Europe | Jul 1st, 19:05

THE campaign to leave the European Union repeatedly urged Britain to “Take back control”. It is now a week since voters narrowly opted for Brexit, and the country has seldom looked so wildly off the rails. The prime minister has handed in his notice. The leader of the opposition is struggling to survive a coup. The pound hit a 31-year low against the dollar and banks lost a third of their value, before stabilising. Meanwhile there is talk in Scotland and Northern Ireland of secession.

Every one of these calamities was predicted in the event of a Leave victory, and yet still the country seems transfixed by what it has brought upon itself. It is time to snap out of the daze. The country needs a new leader, a coherent approach to negotiating with the EU, and a fair settlement with those nations within its own union that voted Remain. The damage to Britain’s prosperity and to its standing in the world is already grave, and will become far worse if the country now fails to “take back control” of its future.

The sick man of nowhere

Brexit’s grisly first week, and the misery ahead, have already provoked buyer’s remorse. More than 4m people have signed a petition calling for a re-run of the vote. An instant rejection of the result would be wrong. Although we regret the Brexit vote, 34m people have cast their ballot and the result was clear. A straight rematch would be no fairer than allowing England’s footballers another crack at Iceland, which inflicted a second humiliation a week after the referendum.
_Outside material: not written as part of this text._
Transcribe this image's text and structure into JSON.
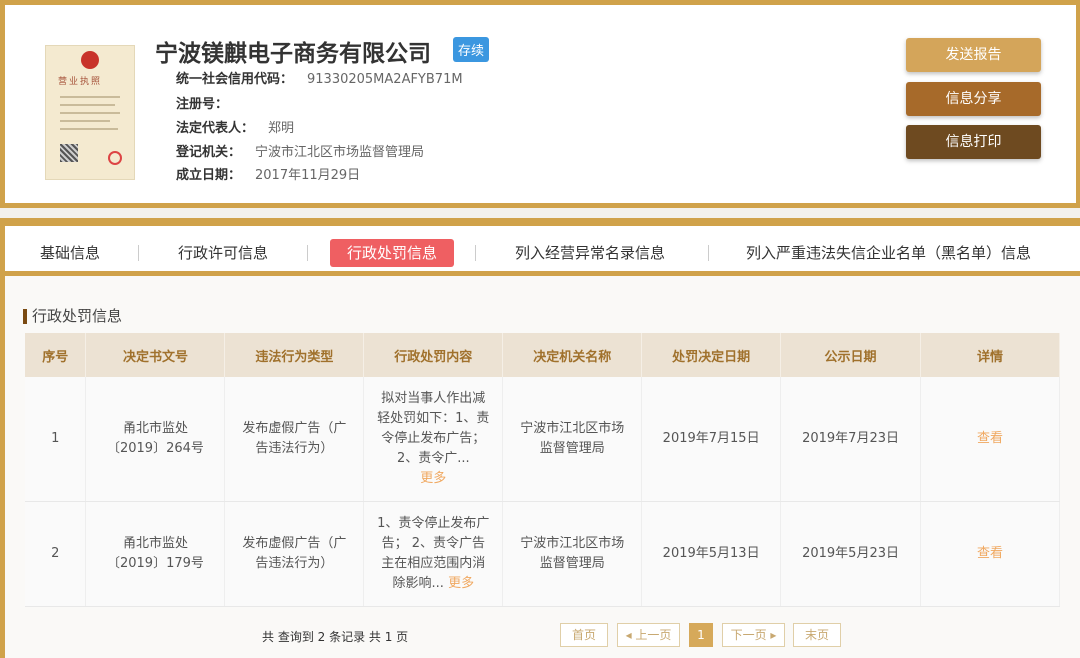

And yet Britain’s fate is still highly uncertain. Although Britons opted to leave the EU, Brexit comes in 57 varieties. The mildest sort would be an arrangement like Norway’s, involving continuing access to Europe’s “single market” in return for the free movement of people from EU countries and a contribution to the EU budget. At the opposite extreme, Britain could cut its ties entirely, meaning no more payments into the EU budget and no more unlimited migration—but no special access to the market which buys nearly half Britain’s exports, either. Voters were told they could have it all. They cannot.

The Norwegian option would do the least damage to the economy. It would also be the best chance to preserve the union with Scotland and Northern Ireland, both of which voted Remain. The ruling Scottish Nationalists, who lost an independence referendum in 2014, always said that Britain’s leaving the EU would justify another ballot on independence. They are right—especially since in 2014 many Scots voted to stay in Britain in order to remain in the EU. But independence would be painful: it might mean promising one day to adopt the euro and hardening the border with England, with which Scotland trades more than it does with the EU. Under a Norwegian-style deal, Scots might prefer to stick with England. The Nationalists should wait to see a deal before asking for a new referendum.

In Northern Ireland Brexit raises other problems. One is the prospect of resurrecting the border between north and south, a dismal piece of symbolism which might be avoided if Britain got a Norwegian settlement. Another shamefully overlooked snag is that Britain’s exit from Europe will break the Good Friday Agreement of 1998, in which Northern Ireland’s peace process was underpinned by the EU. This treaty has kept the peace in the UK’s most troubled region for nearly 20 years. Fixing the mess will be an urgent task for the prime minister.

Point of no Breturn

Who should that be? Tory party members, who have the final say, may favour one of the victorious Leave campaigners, a mediocre bunch who have disgraced themselves during the campaign: lying about inflated budget payments and phantom Turkish migrants, before vanishing after the vote when the Brexit hit the fan. None of them would make a worthy prime minister. And yet the very falseness of the prospectus they flogged may be their best qualification for the job. Britain’s next leader must explain to 17m voters that the illusion they were promised—all the EU’s benefits with none of its obligations—does not exist. Only when the authors of the Brexit fantasy themselves return from Brussels without this magical deal might Leave voters accept that a compromise is necessary.

European leaders are in no mood to negotiate with their bolshie neighbour. That is why Britain should delay as long as it can before invoking Article 50 of the Lisbon treaty, the mechanism for a Brexit negotiation, which sets a two-year deadline. For every extra month that the cost of Brexit sinks in, the possibility of a fudge will increase. Angela Merkel, a champion procrastinator who, like her French and Dutch counterparts, faces angry elections next year, may also feel that accommodating some British demands, such as allowing an emergency brake on the free movement of people during “surges” (perhaps applied across the EU), would be possible, though she may find it hard to sell the idea to other European leaders.

Given that nearly half of British voters did not want out, it is likely that a majority might prefer a Norwegian compromise to complete isolation. Whatever deal takes shape in Brussels will be so far from what was promised by the Leave campaign that it will surely have to be put to the British public again, through a general election, another referendum or both. It is even possible that the whole notion of Brexit may stall. A thin majority have said they would prefer life outside the EU to life inside. But it may be that, when faced with the question of whether to endorse a Norway-like deal that entails many of the costs of being in the single market without having a say in the rules, many would rather stay in the EU after all.

Negotiating over Brexit will stretch the tolerance of both British voters and European leaders. Yet the EU specialises in muddled compromises and talking its way around referendums. After months of economic hardship, and a recession-induced fall in immigration, British voters may be ready to think differently about the balance between immigration, the economy and their place in Europe. By far the most likely outcome of this sorry situation remains Brexit. But it would be wrong completely to discount the possibility of an inelegant, humiliating, and yet welcome, Breversal.